De son côté, Dr Norohaingo Andrianaivo, la représentante de Memisa en Guinée a insisté sur la prise en charge des personnes vulnérables. « Dans le cadre de ce projet, une des activités phares, c’est la sensibilisation de la population pour la lutte contre la propagation de la COVID-19 et éventuellement d’Ebola, et aussi encourager les populations à fréquenter les centres de santé », a-t-elle déclaré. Selon Dr Norohaingo Andrianaivo, une attention particulière sera accordée aux plus défavorisés, surtout ceux ayant une mobilité réduite pour lesquels les prestataires de santé seront sollicités à aller donner des soins à leurs domiciles.

Pour améliorer la situation des plus vulnérables, le projet met à leur disposition une contribution financière permettant de prendre en charge le coût de transport, de nourriture et des soins de santé qu’ils vont bénéficier. « En plus de cela, il y a une prise en charge sociale et sanitaire des tuberculeux multi-résistants dans le cadre de la prise en charge en nourriture, soins et autres, car eux aussi font partie des couches les plus vulnérables.  Et ainsi, nous réitérons nos engagements à apporter nos contributions pour l’amélioration de la santé de la population guinéenne », a promis la coordinatrice des actions de Memisa en Guinée.

Les bénéficiaires de ces engins roulants ont tous exprimé leur satisfaction et remercié les donateurs, avant de promettre d’en faire un bon usage. De même, les autorités administratives et sanitaires qui ont pris part à la remise officielle de ces motos se sont tous réjouies de ce don du Consortium Memisa et Fraternité Médicale Guinée. Un geste qui coïncide à  un moment où la Guinée traverse une situation de crise sanitaire marquée par la pandémie du Coronavirus.

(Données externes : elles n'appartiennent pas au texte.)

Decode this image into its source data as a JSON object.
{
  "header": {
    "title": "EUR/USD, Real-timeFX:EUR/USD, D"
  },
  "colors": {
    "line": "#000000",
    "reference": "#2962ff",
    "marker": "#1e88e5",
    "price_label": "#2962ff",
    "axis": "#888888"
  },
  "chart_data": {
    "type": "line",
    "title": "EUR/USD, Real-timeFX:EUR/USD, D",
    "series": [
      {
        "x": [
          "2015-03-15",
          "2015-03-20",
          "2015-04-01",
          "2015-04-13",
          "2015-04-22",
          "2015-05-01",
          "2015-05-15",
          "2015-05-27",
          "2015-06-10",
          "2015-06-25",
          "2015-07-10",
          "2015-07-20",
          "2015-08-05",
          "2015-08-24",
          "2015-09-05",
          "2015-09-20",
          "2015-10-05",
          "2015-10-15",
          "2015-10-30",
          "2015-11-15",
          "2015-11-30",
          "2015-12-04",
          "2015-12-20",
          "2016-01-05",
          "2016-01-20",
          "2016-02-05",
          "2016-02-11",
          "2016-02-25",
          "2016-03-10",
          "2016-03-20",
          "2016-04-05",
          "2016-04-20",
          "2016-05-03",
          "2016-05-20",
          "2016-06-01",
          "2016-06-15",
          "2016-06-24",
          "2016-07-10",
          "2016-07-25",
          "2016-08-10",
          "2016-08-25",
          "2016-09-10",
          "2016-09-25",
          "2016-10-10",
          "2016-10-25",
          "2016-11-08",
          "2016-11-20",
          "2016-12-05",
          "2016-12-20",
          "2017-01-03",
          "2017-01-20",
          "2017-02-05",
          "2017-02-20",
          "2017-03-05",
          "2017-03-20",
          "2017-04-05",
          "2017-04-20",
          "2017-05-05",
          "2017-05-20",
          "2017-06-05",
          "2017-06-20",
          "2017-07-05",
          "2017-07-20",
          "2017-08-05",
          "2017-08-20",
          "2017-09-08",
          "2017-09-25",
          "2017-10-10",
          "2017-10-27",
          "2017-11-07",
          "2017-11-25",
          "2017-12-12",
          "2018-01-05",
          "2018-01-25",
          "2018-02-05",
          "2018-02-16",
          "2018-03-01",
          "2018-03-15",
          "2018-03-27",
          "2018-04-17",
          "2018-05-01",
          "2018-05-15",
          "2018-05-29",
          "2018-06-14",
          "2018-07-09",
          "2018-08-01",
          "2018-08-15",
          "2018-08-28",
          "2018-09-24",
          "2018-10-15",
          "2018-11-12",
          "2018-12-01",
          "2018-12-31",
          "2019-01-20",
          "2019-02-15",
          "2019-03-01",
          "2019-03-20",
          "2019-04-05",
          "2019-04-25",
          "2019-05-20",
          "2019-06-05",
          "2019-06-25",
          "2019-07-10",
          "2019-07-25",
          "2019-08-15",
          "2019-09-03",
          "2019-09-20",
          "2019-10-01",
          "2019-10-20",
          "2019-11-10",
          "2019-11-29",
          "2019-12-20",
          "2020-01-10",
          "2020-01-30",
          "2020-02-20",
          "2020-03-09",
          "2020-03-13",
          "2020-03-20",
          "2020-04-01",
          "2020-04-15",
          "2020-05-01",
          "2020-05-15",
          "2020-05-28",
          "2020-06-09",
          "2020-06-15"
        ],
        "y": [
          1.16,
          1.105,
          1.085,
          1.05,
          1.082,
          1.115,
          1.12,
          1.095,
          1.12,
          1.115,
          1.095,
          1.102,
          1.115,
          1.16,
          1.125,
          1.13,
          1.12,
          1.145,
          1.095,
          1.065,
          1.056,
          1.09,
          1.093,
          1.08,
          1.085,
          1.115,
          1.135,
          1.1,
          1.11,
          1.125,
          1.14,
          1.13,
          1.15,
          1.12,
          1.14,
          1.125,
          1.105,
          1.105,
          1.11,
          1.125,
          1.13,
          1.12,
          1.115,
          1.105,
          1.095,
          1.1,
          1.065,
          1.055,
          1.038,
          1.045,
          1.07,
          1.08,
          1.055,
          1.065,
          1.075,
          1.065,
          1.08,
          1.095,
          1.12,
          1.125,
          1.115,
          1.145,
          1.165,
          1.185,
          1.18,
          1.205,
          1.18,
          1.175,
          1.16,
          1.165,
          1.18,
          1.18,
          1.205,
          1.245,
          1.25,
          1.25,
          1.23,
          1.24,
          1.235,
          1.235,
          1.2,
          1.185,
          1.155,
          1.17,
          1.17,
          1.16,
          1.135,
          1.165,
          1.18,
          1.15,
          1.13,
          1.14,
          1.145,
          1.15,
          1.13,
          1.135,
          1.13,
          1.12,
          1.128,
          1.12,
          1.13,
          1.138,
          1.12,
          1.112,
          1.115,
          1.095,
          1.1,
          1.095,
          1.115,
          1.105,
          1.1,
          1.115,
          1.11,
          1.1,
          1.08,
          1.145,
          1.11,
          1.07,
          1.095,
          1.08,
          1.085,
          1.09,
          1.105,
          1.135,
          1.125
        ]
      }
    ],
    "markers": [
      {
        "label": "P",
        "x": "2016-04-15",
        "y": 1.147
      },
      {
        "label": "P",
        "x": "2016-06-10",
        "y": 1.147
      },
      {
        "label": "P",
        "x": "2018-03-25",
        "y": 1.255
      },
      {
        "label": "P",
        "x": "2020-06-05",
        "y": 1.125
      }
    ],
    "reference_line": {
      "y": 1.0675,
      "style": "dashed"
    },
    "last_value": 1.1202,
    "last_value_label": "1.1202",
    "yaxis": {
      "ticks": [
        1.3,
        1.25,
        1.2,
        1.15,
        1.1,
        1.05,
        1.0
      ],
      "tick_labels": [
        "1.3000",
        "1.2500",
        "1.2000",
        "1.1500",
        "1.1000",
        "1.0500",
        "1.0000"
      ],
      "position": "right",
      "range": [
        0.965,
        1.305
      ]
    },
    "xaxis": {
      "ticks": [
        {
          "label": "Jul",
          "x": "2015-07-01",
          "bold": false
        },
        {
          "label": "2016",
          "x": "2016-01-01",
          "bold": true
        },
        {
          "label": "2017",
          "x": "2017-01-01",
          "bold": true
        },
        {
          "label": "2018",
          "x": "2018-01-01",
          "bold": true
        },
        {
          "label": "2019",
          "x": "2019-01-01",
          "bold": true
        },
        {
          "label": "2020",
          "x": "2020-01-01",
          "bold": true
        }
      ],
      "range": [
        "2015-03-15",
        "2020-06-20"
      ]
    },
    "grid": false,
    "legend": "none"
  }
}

A préciser que ce don de 20 motos aux centres de santé de Labé et de Mamou s’inscrit dans le cadre du projet de renforcement du système de santé, financé par l’Union européenne à hauteur de 21 milliards de francs guinéens (1,8 millions d’euros). A terme, il permettra d’appuyer 38 centres de santé, 03 hôpitaux dans les régions de Kindia, Mamou,  Labé et Conakry.